Following the crash of Asiana Airlines Flight 214, one of the first victims rushed to San Francisco General Hospital and Trauma Center was a teenage girl, unconscious and gravely injured.
Her brain was quickly swelling, with nowhere to go but through the small opening at the base of her skull. Such an event, known as "herniation," crushes the brainstem and can be rapidly fatal.
Unable to reduce the swelling with medications, neurosurgeons decided to remove a large portion of the girl's skull. Once they had done so, her brain bulged through the opening. The operation relieved the pressure and saved her brain, but it was not enough to save her life. The girl died of the other injuries she suffered in the crash.

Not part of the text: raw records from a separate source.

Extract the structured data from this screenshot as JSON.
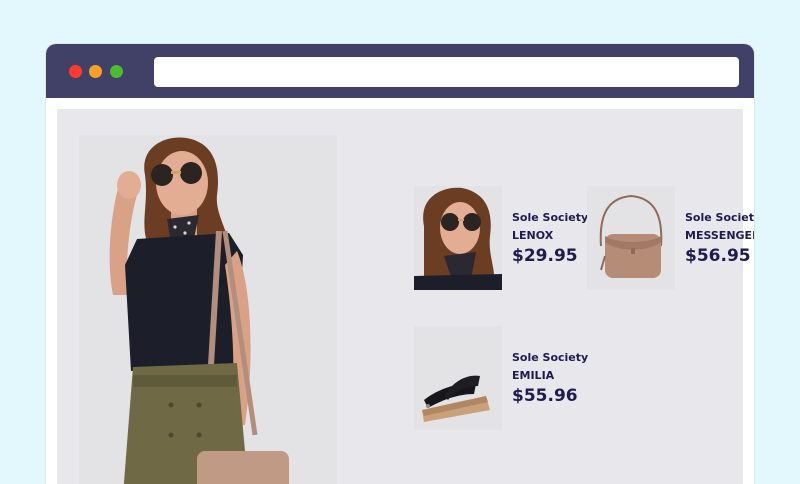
{
  "browser": {
    "title_bar_color": "#414168",
    "window_controls": [
      "close",
      "minimize",
      "maximize"
    ],
    "url": ""
  },
  "hero": {
    "image": "model-wearing-sunglasses-scarf-and-crossbody-bag"
  },
  "products": [
    {
      "brand": "Sole Society",
      "name": "LENOX",
      "price": "$29.95",
      "image": "sunglasses-model-thumbnail"
    },
    {
      "brand": "Sole Society",
      "name": "MESSENGER",
      "price": "$56.95",
      "image": "tan-crossbody-bag-thumbnail"
    },
    {
      "brand": "Sole Society",
      "name": "EMILIA",
      "price": "$55.96",
      "image": "black-wedge-sandal-thumbnail"
    }
  ],
  "colors": {
    "background": "#e3f8fd",
    "text": "#1e1b4f",
    "panel": "#e8e7ec"
  }
}
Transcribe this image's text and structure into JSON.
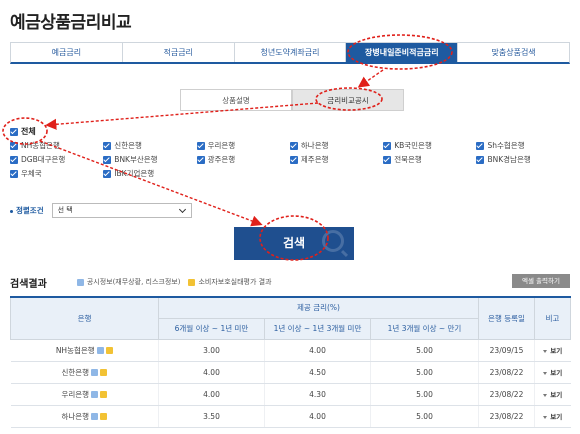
{
  "page": {
    "title": "예금상품금리비교"
  },
  "tabs": [
    {
      "label": "예금금리"
    },
    {
      "label": "적금금리"
    },
    {
      "label": "청년도약계좌금리"
    },
    {
      "label": "장병내일준비적금금리"
    },
    {
      "label": "맞춤상품검색"
    }
  ],
  "subtabs": [
    {
      "label": "상품설명"
    },
    {
      "label": "금리비교공시"
    }
  ],
  "filter": {
    "all_label": "전체",
    "banks": [
      "NH농협은행",
      "신한은행",
      "우리은행",
      "하나은행",
      "KB국민은행",
      "Sh수협은행",
      "DGB대구은행",
      "BNK부산은행",
      "광주은행",
      "제주은행",
      "전북은행",
      "BNK경남은행",
      "우체국",
      "IBK기업은행"
    ]
  },
  "sort": {
    "label": "정렬조건",
    "value": "선 택"
  },
  "search_button": "검색",
  "results": {
    "title": "검색결과",
    "legend_public": "공시정보(재무상황, 리스크정보)",
    "legend_consumer": "소비자보호실태평가 결과",
    "excel_label": "엑셀 출력하기",
    "headers": {
      "bank": "은행",
      "rate_group": "제공 금리(%)",
      "period1": "6개월 이상 ~ 1년 미만",
      "period2": "1년 이상 ~ 1년 3개월 미만",
      "period3": "1년 3개월 이상 ~ 만기",
      "date": "은행 등록일",
      "note": "비고"
    },
    "view_label": "보기",
    "rows": [
      {
        "bank": "NH농협은행",
        "r1": "3.00",
        "r2": "4.00",
        "r3": "5.00",
        "date": "23/09/15"
      },
      {
        "bank": "신한은행",
        "r1": "4.00",
        "r2": "4.50",
        "r3": "5.00",
        "date": "23/08/22"
      },
      {
        "bank": "우리은행",
        "r1": "4.00",
        "r2": "4.30",
        "r3": "5.00",
        "date": "23/08/22"
      },
      {
        "bank": "하나은행",
        "r1": "3.50",
        "r2": "4.00",
        "r3": "5.00",
        "date": "23/08/22"
      }
    ]
  },
  "colors": {
    "primary": "#1e5aa0",
    "annotation": "#e0201a",
    "header_bg": "#e9f0f8"
  }
}
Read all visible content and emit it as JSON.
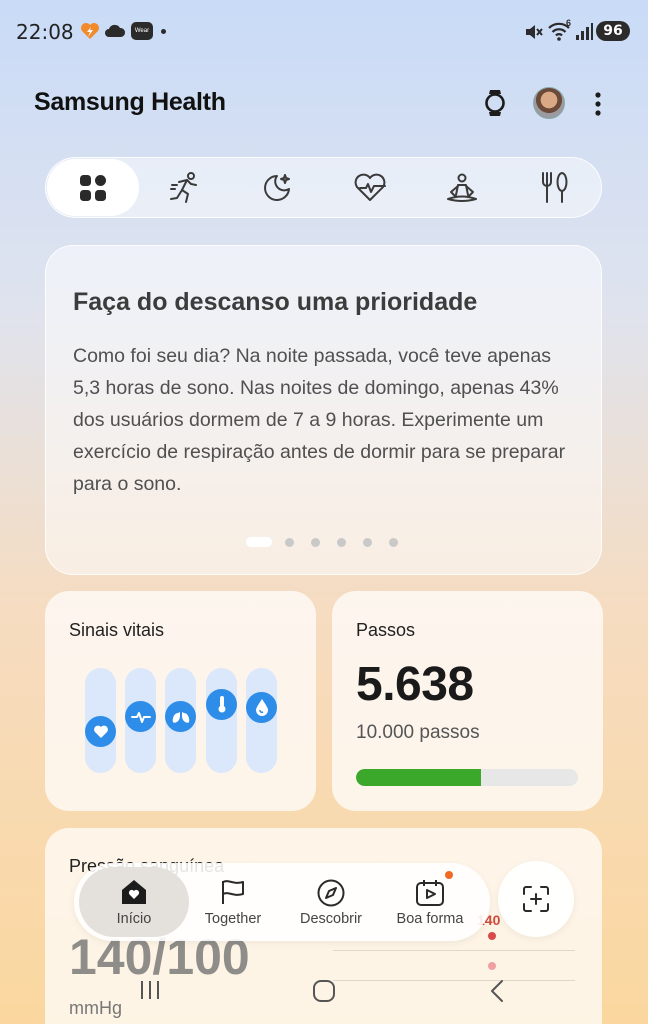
{
  "status_bar": {
    "time": "22:08",
    "battery": "96",
    "wear_label": "Wear",
    "signal_badge": "6",
    "icons": [
      "heart-flash-icon",
      "cloud-icon",
      "wear-icon",
      "notification-dot-icon",
      "mute-icon",
      "wifi-icon",
      "signal-icon",
      "battery-icon"
    ]
  },
  "header": {
    "title": "Samsung Health",
    "icons": [
      "watch-icon",
      "avatar",
      "more-icon"
    ]
  },
  "category_tabs": [
    {
      "icon": "dashboard-icon",
      "active": true
    },
    {
      "icon": "running-icon",
      "active": false
    },
    {
      "icon": "sleep-moon-icon",
      "active": false
    },
    {
      "icon": "heart-rate-icon",
      "active": false
    },
    {
      "icon": "meditation-icon",
      "active": false
    },
    {
      "icon": "food-icon",
      "active": false
    }
  ],
  "tip_card": {
    "title": "Faça do descanso uma prioridade",
    "body": "Como foi seu dia? Na noite passada, você teve apenas 5,3 horas de sono. Nas noites de domingo, apenas 43% dos usuários dormem de 7 a 9 horas. Experimente um exercício de respiração antes de dormir para se preparar para o sono.",
    "page_count": 6,
    "active_page": 1
  },
  "vitals": {
    "title": "Sinais vitais",
    "items": [
      {
        "icon": "heart-icon",
        "level": 0.35
      },
      {
        "icon": "heartbeat-icon",
        "level": 0.55
      },
      {
        "icon": "lungs-icon",
        "level": 0.55
      },
      {
        "icon": "thermometer-icon",
        "level": 0.72
      },
      {
        "icon": "drop-icon",
        "level": 0.68
      }
    ],
    "accent": "#2e8de8"
  },
  "steps": {
    "title": "Passos",
    "value": "5.638",
    "goal": "10.000 passos",
    "progress": 0.5638,
    "bar_color": "#3ba82b"
  },
  "blood_pressure": {
    "title": "Pressão sanguínea",
    "value": "140/100",
    "unit": "mmHg",
    "chart_mark": "140"
  },
  "bottom_nav": {
    "items": [
      {
        "label": "Início",
        "icon": "home-icon",
        "active": true
      },
      {
        "label": "Together",
        "icon": "flag-icon",
        "active": false
      },
      {
        "label": "Descobrir",
        "icon": "compass-icon",
        "active": false
      },
      {
        "label": "Boa forma",
        "icon": "calendar-play-icon",
        "active": false,
        "badge": true
      }
    ],
    "fab_icon": "scan-plus-icon"
  },
  "system_nav": [
    "recents-icon",
    "home-button-icon",
    "back-icon"
  ]
}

The operation, called decompressive craniectomy, is a remarkable but controversial feat, increasingly used to treat victims of head trauma who once might not have been saved. Malala Yousafzai, the 16-year-old Pakistani schoolgirl targeted by the Taliban, and Gabrielle Giffords, the former Democratic congresswoman from Arizona, each underwent decompressive craniectomies after being shot in the head.

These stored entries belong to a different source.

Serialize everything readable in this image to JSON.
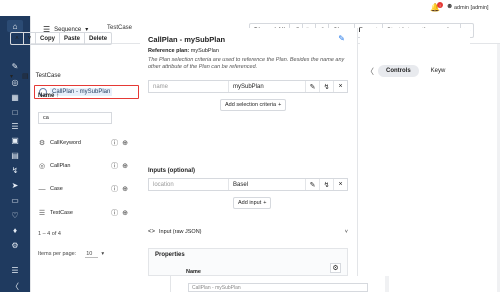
{
  "topbar": {
    "bell_badge": "!",
    "user": "admin [admin]"
  },
  "toolbar": {
    "sequence_label": "Sequence",
    "testcase_name": "TestCase",
    "discard_all": "Discard All",
    "clone": "Clone",
    "export": "Export",
    "start_session": "Start interactive session"
  },
  "tree": {
    "copy": "Copy",
    "paste": "Paste",
    "delete": "Delete",
    "root_label": "TestCase",
    "child_label": "CallPlan - mySubPlan"
  },
  "plan": {
    "title": "CallPlan - mySubPlan",
    "ref_key": "Reference plan:",
    "ref_value": "mySubPlan",
    "description": "The Plan selection criteria are used to reference the Plan. Besides the name any other attribute of the Plan can be referenced.",
    "criteria_key": "name",
    "criteria_value": "mySubPlan",
    "add_criteria": "Add selection criteria",
    "inputs_title": "Inputs (optional)",
    "input_key": "location",
    "input_value": "Basel",
    "add_input": "Add input",
    "json_label": "Input (raw JSON)",
    "properties_title": "Properties",
    "name_label": "Name",
    "name_value": "CallPlan - mySubPlan"
  },
  "controls": {
    "tab_active": "Controls",
    "tab_other": "Keyw",
    "name_header": "Name",
    "search_value": "ca",
    "items": [
      "CallKeyword",
      "CallPlan",
      "Case",
      "TestCase"
    ],
    "pager": "1 – 4 of 4",
    "items_per_page_label": "Items per page:",
    "items_per_page_value": "10"
  },
  "colors": {
    "nav": "#1f3a5f",
    "accent": "#1a73e8",
    "highlight": "#e53935"
  }
}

The procedure raises difficult questions regarding trade-offs between quantity and quality of life. Despite many successful recoveries, significant numbers of patients who receive the operation die, or are left profoundly disabled. Some are minimally responsive; others have impaired cognitive and motor function.
"What we need to work out better with more trials and research is, 'Can we predict the patients who will do well with craniectomy and those who won't?' " said Dr. Jeffrey V. Rosenfeld, a neurosurgeon at the Alfred Hospital in Melbourne, Australia. "We have a rough idea, but we still get surprises."